Rund 50 Jahre nach seinem Erscheinen in Japan kommt der Erstlingsroman dieses preisgekrönten Autors auf den deutschen Markt, den Ludger Lütkehaus als kühn und kompromisslos empfindet, und das bei einem Autor, der dem Rezensenten bislang als "die personifizierte Verbindlichkeit" gegolten hat. Lütkehaus verortet Inoue als weder traditionalistisch verankerten noch experimentell angehauchten Autor, der ein zutiefst humanistisches Anliegen vertrete. Als besondere Qualität sieht es der Rezensent an, dass Inoue die dem Roman zugrundeliegenden Gefühle von Kälte, Misstrauen, Fremdheit nicht preisgebe oder zugunsten optimistischerer Lösungen verrate.
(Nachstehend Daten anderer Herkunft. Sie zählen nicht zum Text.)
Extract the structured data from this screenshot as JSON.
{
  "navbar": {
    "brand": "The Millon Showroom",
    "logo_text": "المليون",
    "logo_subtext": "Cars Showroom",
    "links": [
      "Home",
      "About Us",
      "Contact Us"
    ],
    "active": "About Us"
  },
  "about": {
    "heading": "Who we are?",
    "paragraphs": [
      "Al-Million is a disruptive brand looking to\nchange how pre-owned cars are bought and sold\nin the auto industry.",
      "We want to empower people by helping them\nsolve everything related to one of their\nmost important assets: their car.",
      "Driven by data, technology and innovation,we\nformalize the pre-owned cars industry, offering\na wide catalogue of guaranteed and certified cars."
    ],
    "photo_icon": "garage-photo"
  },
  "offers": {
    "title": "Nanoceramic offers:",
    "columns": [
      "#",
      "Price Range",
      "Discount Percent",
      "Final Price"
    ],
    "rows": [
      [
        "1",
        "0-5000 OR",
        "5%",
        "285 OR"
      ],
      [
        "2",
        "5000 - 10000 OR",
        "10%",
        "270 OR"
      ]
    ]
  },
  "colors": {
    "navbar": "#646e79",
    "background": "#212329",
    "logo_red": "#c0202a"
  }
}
Der Leser, schreibt Lütkehaus, sieht sich am Ende ziemlich frustriert: Die kriminalistisch angehauchte Handlung - es geht um den vermeintlichen Mord oder Selbstmord des Staatsbahnpräsidenten in einer politisch aufgeheizten Atmosphäre - bleibe ebenso offen wie die erotischen oder publizistischen Verwicklungen. Stattdessen erlangte Lütkehaus das Gefühl, abgründige Wahrheiten zu erahnen.
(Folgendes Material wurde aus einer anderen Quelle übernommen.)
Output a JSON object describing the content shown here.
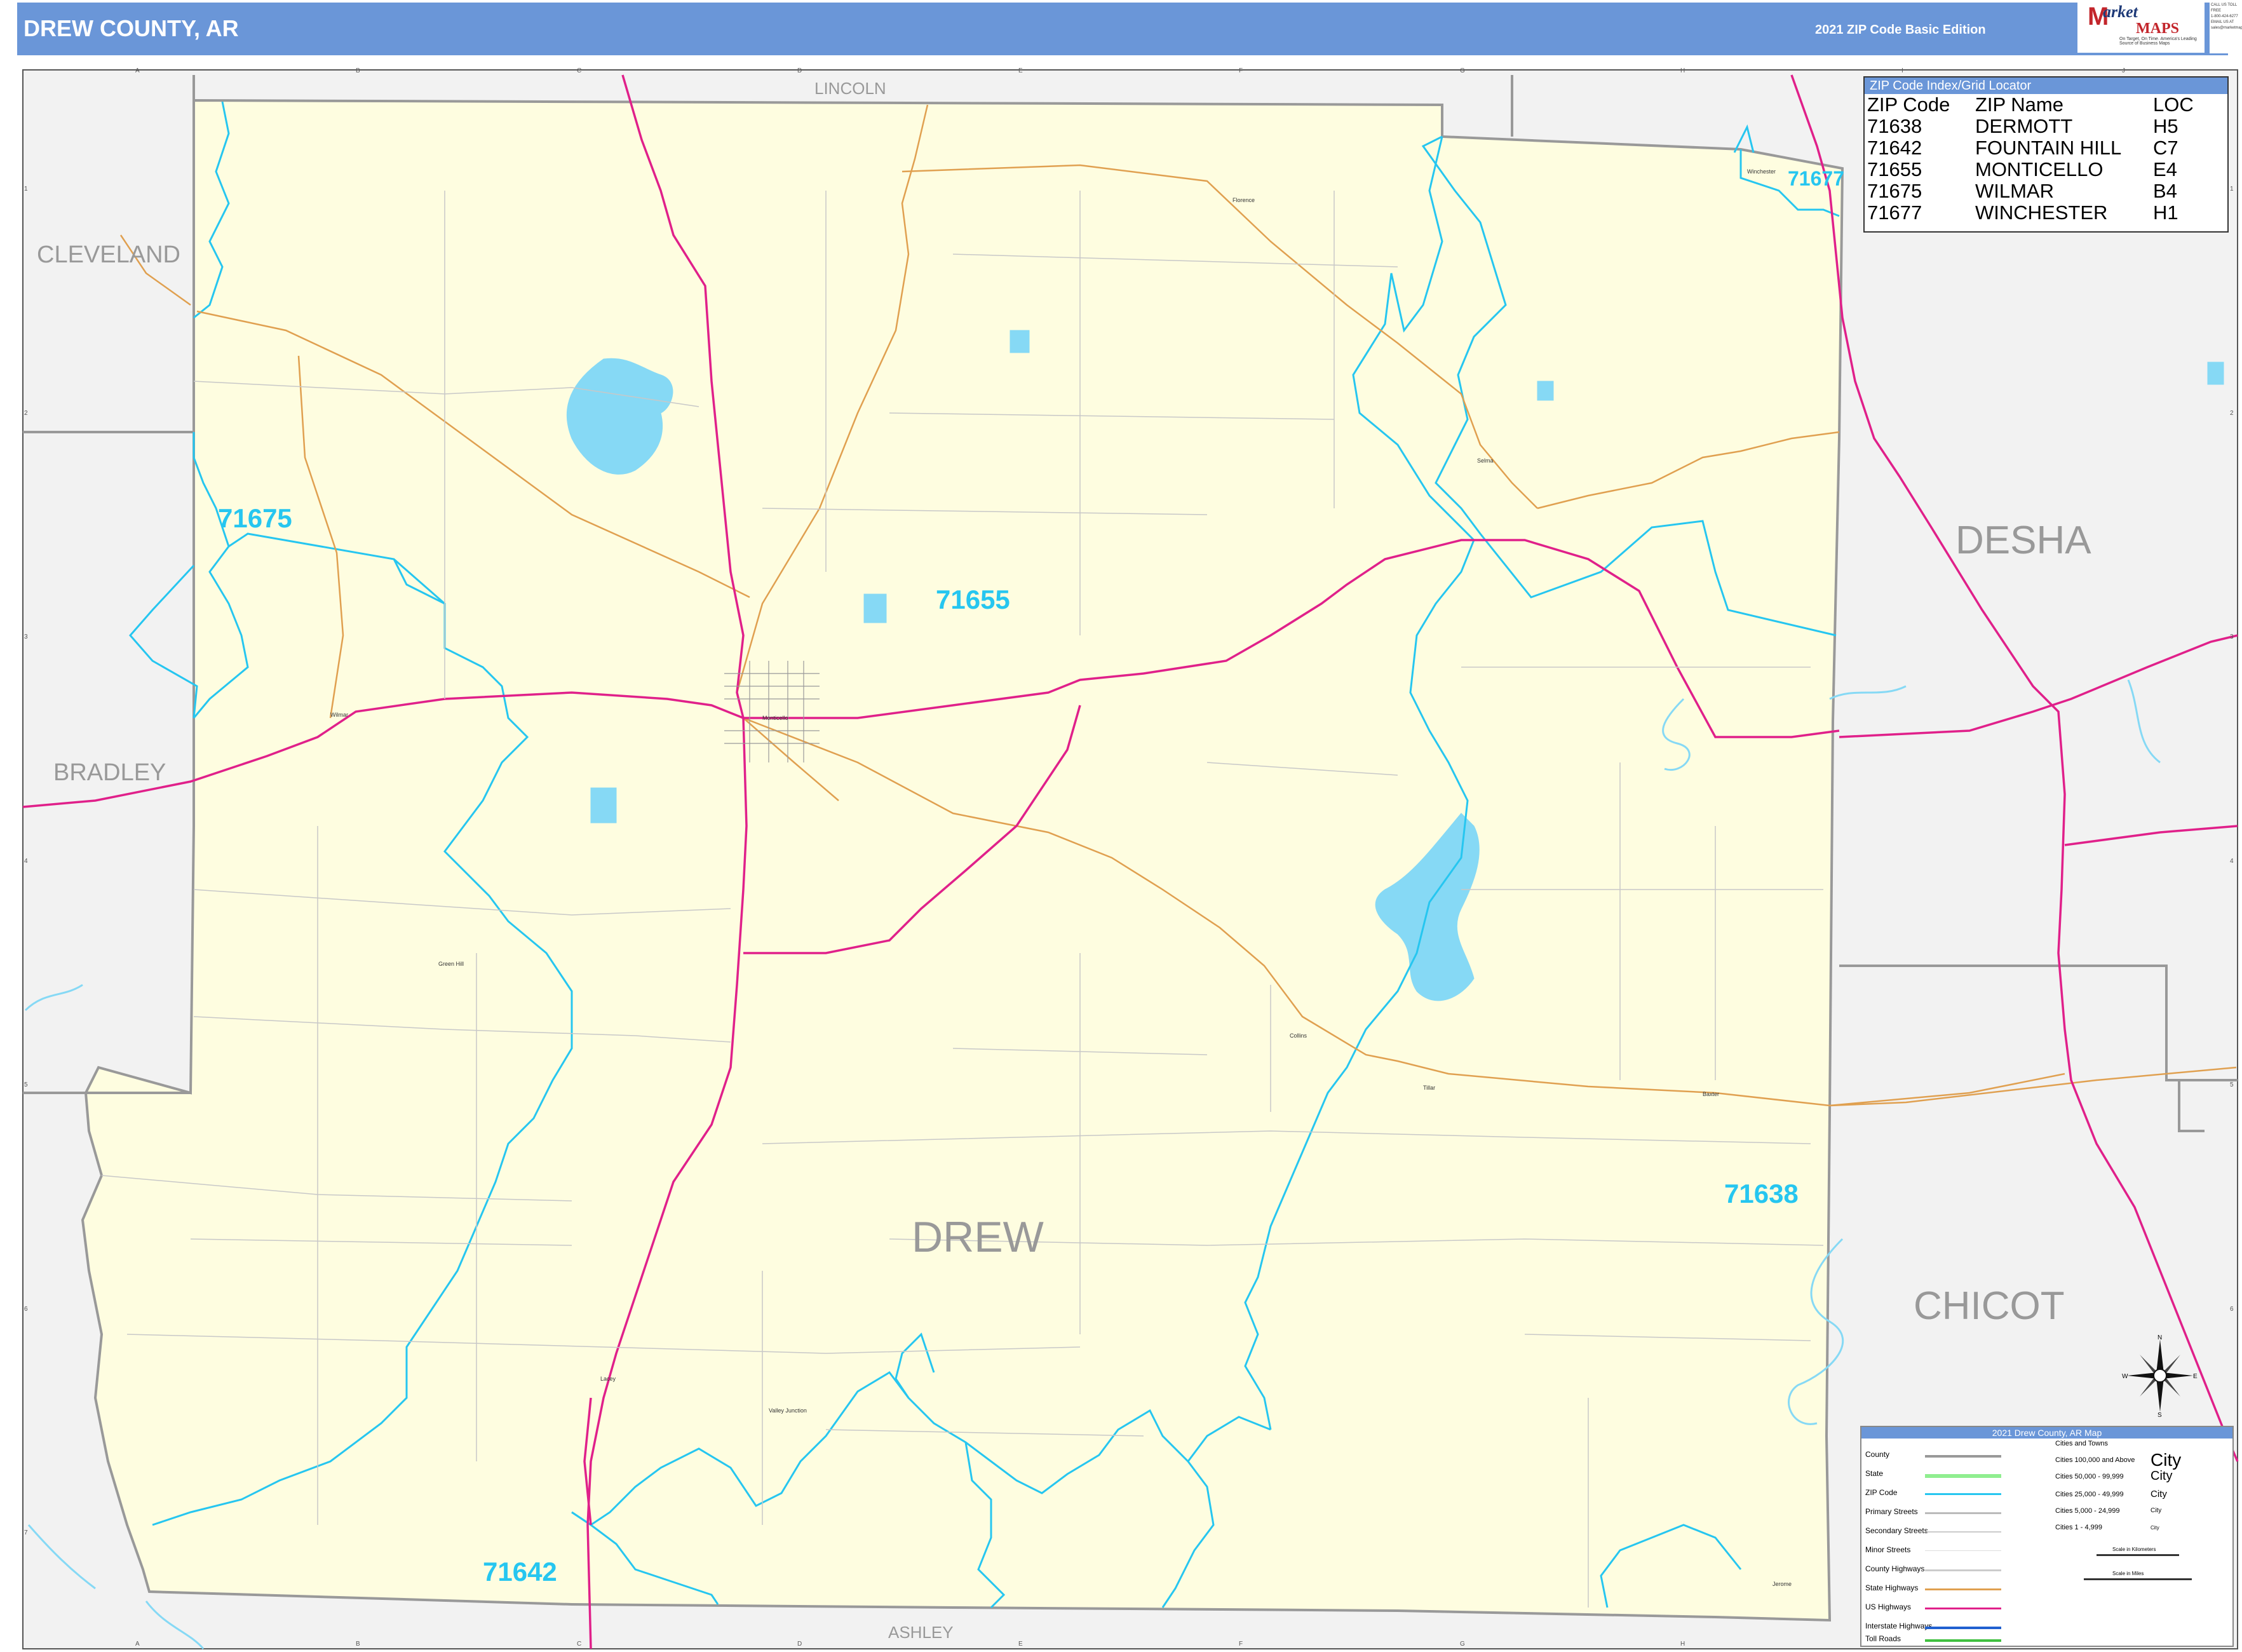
{
  "header": {
    "title": "DREW COUNTY, AR",
    "edition": "2021 ZIP Code Basic Edition"
  },
  "logo": {
    "brand_top": "arket",
    "brand_bottom": "MAPS",
    "tagline": "On Target, On Time. America's Leading Source of Business Maps",
    "contact": [
      "CALL US TOLL FREE",
      "1-800-424-6277",
      "EMAIL US AT",
      "sales@marketmaps.com"
    ]
  },
  "grid": {
    "columns": [
      "A",
      "B",
      "C",
      "D",
      "E",
      "F",
      "G",
      "H",
      "I",
      "J"
    ],
    "rows": [
      "1",
      "2",
      "3",
      "4",
      "5",
      "6",
      "7"
    ]
  },
  "map_labels": {
    "county": "DREW",
    "neighbors": [
      "LINCOLN",
      "CLEVELAND",
      "BRADLEY",
      "DESHA",
      "CHICOT",
      "ASHLEY"
    ],
    "zips": [
      "71675",
      "71655",
      "71677",
      "71638",
      "71642"
    ],
    "towns": [
      "Winchester",
      "Florence",
      "Selma",
      "Monticello",
      "Wilmar",
      "Green Hill",
      "Collins",
      "Baxter",
      "Lacey",
      "Valley Junction",
      "Jerome",
      "Tillar"
    ]
  },
  "zip_index": {
    "caption": "ZIP Code Index/Grid Locator",
    "headers": [
      "ZIP Code",
      "ZIP Name",
      "LOC"
    ],
    "rows": [
      [
        "71638",
        "DERMOTT",
        "H5"
      ],
      [
        "71642",
        "FOUNTAIN HILL",
        "C7"
      ],
      [
        "71655",
        "MONTICELLO",
        "E4"
      ],
      [
        "71675",
        "WILMAR",
        "B4"
      ],
      [
        "71677",
        "WINCHESTER",
        "H1"
      ]
    ]
  },
  "compass": {
    "n": "N",
    "s": "S",
    "e": "E",
    "w": "W"
  },
  "legend": {
    "title": "2021 Drew County, AR Map",
    "items": [
      {
        "label": "County",
        "color": "#999999"
      },
      {
        "label": "State",
        "color": "#90ee90"
      },
      {
        "label": "ZIP Code",
        "color": "#26c6f0"
      },
      {
        "label": "Primary Streets",
        "color": "#bbbbbb"
      },
      {
        "label": "Secondary Streets",
        "color": "#cccccc"
      },
      {
        "label": "Minor Streets",
        "color": "#dddddd"
      },
      {
        "label": "County Highways",
        "color": "#cccccc"
      },
      {
        "label": "State Highways",
        "color": "#e0a050"
      },
      {
        "label": "US Highways",
        "color": "#e0208a"
      },
      {
        "label": "Interstate Highways",
        "color": "#2060d0"
      },
      {
        "label": "Toll Roads",
        "color": "#40c040"
      }
    ],
    "cities_title": "Cities and Towns",
    "cities": [
      {
        "label": "Cities 100,000 and Above",
        "sample": "City"
      },
      {
        "label": "Cities 50,000 - 99,999",
        "sample": "City"
      },
      {
        "label": "Cities 25,000 - 49,999",
        "sample": "City"
      },
      {
        "label": "Cities 5,000 - 24,999",
        "sample": "City"
      },
      {
        "label": "Cities 1 - 4,999",
        "sample": "City"
      }
    ],
    "scale_km": "Scale in Kilometers",
    "scale_mi": "Scale in Miles"
  },
  "colors": {
    "header_bg": "#6a96d8",
    "county_fill": "#fefde0",
    "neighbor_fill": "#f2f2f2",
    "zip_boundary": "#26c6f0",
    "us_highway": "#e0208a",
    "state_highway": "#e0a050",
    "water": "#86d9f5"
  }
}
Rezensionsnotiz zu Frankfurter Allgemeine Zeitung, 06.03.2001

Sebastian Domsch schildert unaufgeregt den erst jetzt übersetzten Roman "Schwarze Flut" des japanischen Nobelpreisträgers Inoue, den er als beispielhaft für dessen literarische Entwicklung ansieht. Das Buch stammt aus dem Jahr 1950; ihm liegt Domsch zufolge ein authentischer Fall zugrunde: der mutmaßliche Selbstmord des Generaldirektors der japanischen Eisenbahnen. Im Mittelpunkt des Romans steht ein Journalist, der diesen Fall recherchieren muss. Diese Recherche sei geradezu langatmig geschildert, meint Domsch. Der soziale Hintergrund der Geschichte dagegen, der Kampf mit den Gewerkschaften beispielsweise, sei weitestgehend ausgeblendet, was Domsch zu der Vermutung veranlasst, dass es Inoue um ganz andere Themen zu tun gewesen sein muss: die Auseinandersetzung mit dem Tod, die sich für den Rezensenten auch in der zentralen Farbmetaphorik des Buchs ausdrückt. Anders als seinem Protagonisten, der seinen Beruf aufgibt, sei Inoue mit dem Roman die berufliche Emanzipation gelungen, schreibt Domsch.